Par un jugement n° 2206938 du 5 décembre 2022, le magistrat désigné du tribunal administratif de Lyon a annulé les décisions du 12 septembre 2022 par lesquelles le préfet du Rhône a fait obligation à M. D... de quitter le territoire français, lui a refusé un délai de départ volontaire, a fixé le pays de destination et a prononcé à son encontre une interdiction de retour sur le territoire français d'une durée de dix-huit mois et enjoint à cette autorité de procéder au réexamen de la situation de l'intéressé dans un délai de deux mois, après lui avoir délivré une autorisation provisoire de séjour dans un délai de 15 jours à compter de la notification du jugement.
Procédure devant la cour :
Par une requête enregistrée le 6 janvier 2023 le préfet du Rhône demande à la cour :
1°) d'annuler le jugement n° 2206938 du 5 décembre 2022 du magistrat désigné par le tribunal administratif de Lyon ;
2°) de rejeter la demande de M. D....
Il soutient que :
- l'arrêté contesté a été signé par une autorité compétente ;
- les moyens soulevés par M. D... en première instance ne sont pas fondés.

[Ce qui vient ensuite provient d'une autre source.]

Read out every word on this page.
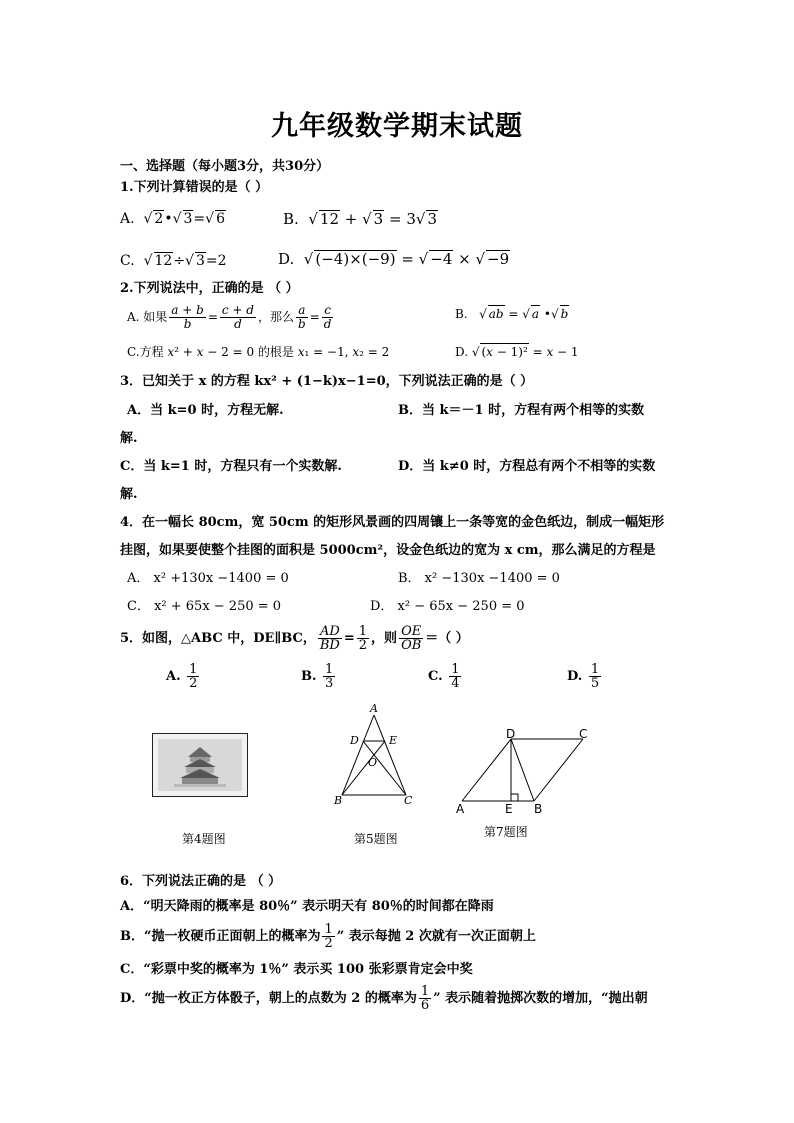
九年级数学期末试题
一、选择题（每小题3分，共30分）
1.下列计算错误的是（ ）
A.  √ 2•√ 3=√ 6	B.  √ 12 + √ 3 = 3√ 3
C.  √ 12÷√ 3=2	D.  √ (−4)×(−9) = √ −4 × √ −9
2.下列说法中，正确的是 （ ）
A. 如果 $\frac{a + b}{b} = \frac{c + d}{d}$ ，那么 $\frac{a}{b} = \frac{c}{d}$	B.   √ ab = √ a •√ b
C.方程 x² + x − 2 = 0 的根是 x₁ = −1, x₂ = 2	D. √ (x − 1)² = x − 1
3．已知关于 x 的方程 kx² + (1−k)x−1=0，下列说法正确的是（ ）
A．当 k=0 时，方程无解.	B．当 k＝－1 时，方程有两个相等的实数
解.
C．当 k=1 时，方程只有一个实数解.	D．当 k≠0 时，方程总有两个不相等的实数
解.
4．在一幅长 80cm，宽 50cm 的矩形风景画的四周镶上一条等宽的金色纸边，制成一幅矩形
挂图，如果要使整个挂图的面积是 5000cm²，设金色纸边的宽为 x cm，那么满足的方程是
A． x² +130x −1400 = 0	B． x² −130x −1400 = 0
C． x² + 65x − 250 = 0	D． x² − 65x − 250 = 0
5．如图，△ABC 中，DE∥BC， $\frac{AD}{BD} = \frac{1}{2}$ ，则 $\frac{OE}{OB}$ ＝（ ）
A. $\frac{1}{2}$	B. $\frac{1}{3}$	C. $\frac{1}{4}$	D. $\frac{1}{5}$
A
D	E
O
B	C
D	C
A	E B
第4题图	第5题图	第7题图
6．下列说法正确的是 （ ）
A．“明天降雨的概率是 80％” 表示明天有 80％的时间都在降雨
B．“抛一枚硬币正面朝上的概率为 $\frac{1}{2}$ ” 表示每抛 2 次就有一次正面朝上
C．“彩票中奖的概率为 1％” 表示买 100 张彩票肯定会中奖
D．“抛一枚正方体骰子，朝上的点数为 2 的概率为 $\frac{1}{6}$ ” 表示随着抛掷次数的增加，“抛出朝
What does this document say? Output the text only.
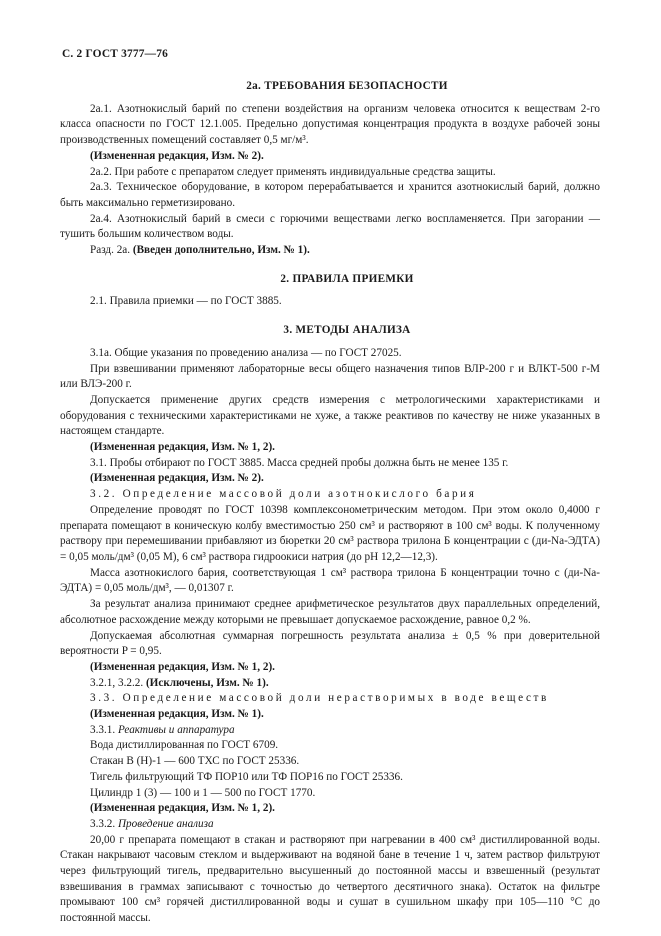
С. 2 ГОСТ 3777—76
2а. ТРЕБОВАНИЯ БЕЗОПАСНОСТИ

2а.1. Азотнокислый барий по степени воздействия на организм человека относится к веществам 2-го класса опасности по ГОСТ 12.1.005. Предельно допустимая концентрация продукта в воздухе рабочей зоны производственных помещений составляет 0,5 мг/м³.

(Измененная редакция, Изм. № 2).

2а.2. При работе с препаратом следует применять индивидуальные средства защиты.

2а.3. Техническое оборудование, в котором перерабатывается и хранится азотнокислый барий, должно быть максимально герметизировано.

2а.4. Азотнокислый барий в смеси с горючими веществами легко воспламеняется. При загорании — тушить большим количеством воды.

Разд. 2а. (Введен дополнительно, Изм. № 1).

2. ПРАВИЛА ПРИЕМКИ

2.1. Правила приемки — по ГОСТ 3885.

3. МЕТОДЫ АНАЛИЗА

3.1а. Общие указания по проведению анализа — по ГОСТ 27025.

При взвешивании применяют лабораторные весы общего назначения типов ВЛР-200 г и ВЛКТ-500 г-М или ВЛЭ-200 г.

Допускается применение других средств измерения с метрологическими характеристиками и оборудования с техническими характеристиками не хуже, а также реактивов по качеству не ниже указанных в настоящем стандарте.

(Измененная редакция, Изм. № 1, 2).

3.1. Пробы отбирают по ГОСТ 3885. Масса средней пробы должна быть не менее 135 г.

(Измененная редакция, Изм. № 2).

3.2. Определение массовой доли азотнокислого бария

Определение проводят по ГОСТ 10398 комплексонометрическим методом. При этом около 0,4000 г препарата помещают в коническую колбу вместимостью 250 см³ и растворяют в 100 см³ воды. К полученному раствору при перемешивании прибавляют из бюретки 20 см³ раствора трилона Б концентрации с (ди-Na-ЭДТА) = 0,05 моль/дм³ (0,05 М), 6 см³ раствора гидроокиси натрия (до pH 12,2—12,3).

Масса азотнокислого бария, соответствующая 1 см³ раствора трилона Б концентрации точно с (ди-Na-ЭДТА) = 0,05 моль/дм³, — 0,01307 г.

За результат анализа принимают среднее арифметическое результатов двух параллельных определений, абсолютное расхождение между которыми не превышает допускаемое расхождение, равное 0,2 %.

Допускаемая абсолютная суммарная погрешность результата анализа ± 0,5 % при доверительной вероятности P = 0,95.

(Измененная редакция, Изм. № 1, 2).

3.2.1, 3.2.2. (Исключены, Изм. № 1).

3.3. Определение массовой доли нерастворимых в воде веществ

(Измененная редакция, Изм. № 1).

3.3.1. Реактивы и аппаратура

Вода дистиллированная по ГОСТ 6709.

Стакан В (Н)-1 — 600 ТХС по ГОСТ 25336.

Тигель фильтрующий ТФ ПОР10 или ТФ ПОР16 по ГОСТ 25336.

Цилиндр 1 (3) — 100 и 1 — 500 по ГОСТ 1770.

(Измененная редакция, Изм. № 1, 2).

3.3.2. Проведение анализа

20,00 г препарата помещают в стакан и растворяют при нагревании в 400 см³ дистиллированной воды. Стакан накрывают часовым стеклом и выдерживают на водяной бане в течение 1 ч, затем раствор фильтруют через фильтрующий тигель, предварительно высушенный до постоянной массы и взвешенный (результат взвешивания в граммах записывают с точностью до четвертого десятичного знака). Остаток на фильтре промывают 100 см³ горячей дистиллированной воды и сушат в сушильном шкафу при 105—110 °С до постоянной массы.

Par un mémoire défense enregistré le 16 novembre 2023, M. D..., représenté par Me Bechaux, conclut au rejet de la requête.
Il soutient que :
- c'est à juste titre que le tribunal a retenu le moyen tiré de l'incompétence compte tenu des éléments dont il disposait ;
- l'obligation de quitter le territoire français méconnait l'article 8 de la convention européenne de sauvegarde des droits de l'homme et des libertés fondamentales et l'article 3, 1° de la convention relative aux droits de l'enfant ; elle est entachée d'erreur manifeste d'appréciation ;
- le refus de délai de départ volontaire est illégal en l'absence de menace établie pour l'ordre public et en l'absence de risque de fuite ;
- la fixation du pays de destination est illégale en conséquence de l'illégalité de l'obligation de quitter le territoire français ;
- l'interdiction de retour sur le territoire français est illégale en conséquence de l'illégalité de l'obligation de quitter le territoire français et du refus de délai de départ volontaire ; elle est disproportionnée dans son principe et au moins dans sa durée.
Par une décision du 1er mars 2023, M. D... a obtenu le bénéfice de l'aide juridictionnelle totale.
Vu les autres pièces du dossier ;
Vu :
- la convention relative aux droits de l'enfant signée à New York le 26 janvier 1990 ;
- la convention européenne de sauvegarde des droits de l'homme et des libertés fondamentales, conclue à Rome le 4 novembre 1950 ;
- l'accord entre le gouvernement de la République française et le gouvernement de la République algérienne démocratique et populaire, relatif à la circulation, à l'emploi et au séjour en France des ressortissants algériens et de leurs familles, complété par un protocole, deux échanges de lettres et une annexe, modifié, signé à Alger le 27 décembre 1968 ;
- le code de l'entrée et du séjour des étrangers et du droit d'asile ;
- la loi n° 91-647 du 10 juillet 1991 relative à l'aide juridictionnelle ;
- le code de justice administrative.
Le président de la formation de jugement a dispensé la rapporteure publique, sur sa proposition, de prononcer des conclusions à l'audience.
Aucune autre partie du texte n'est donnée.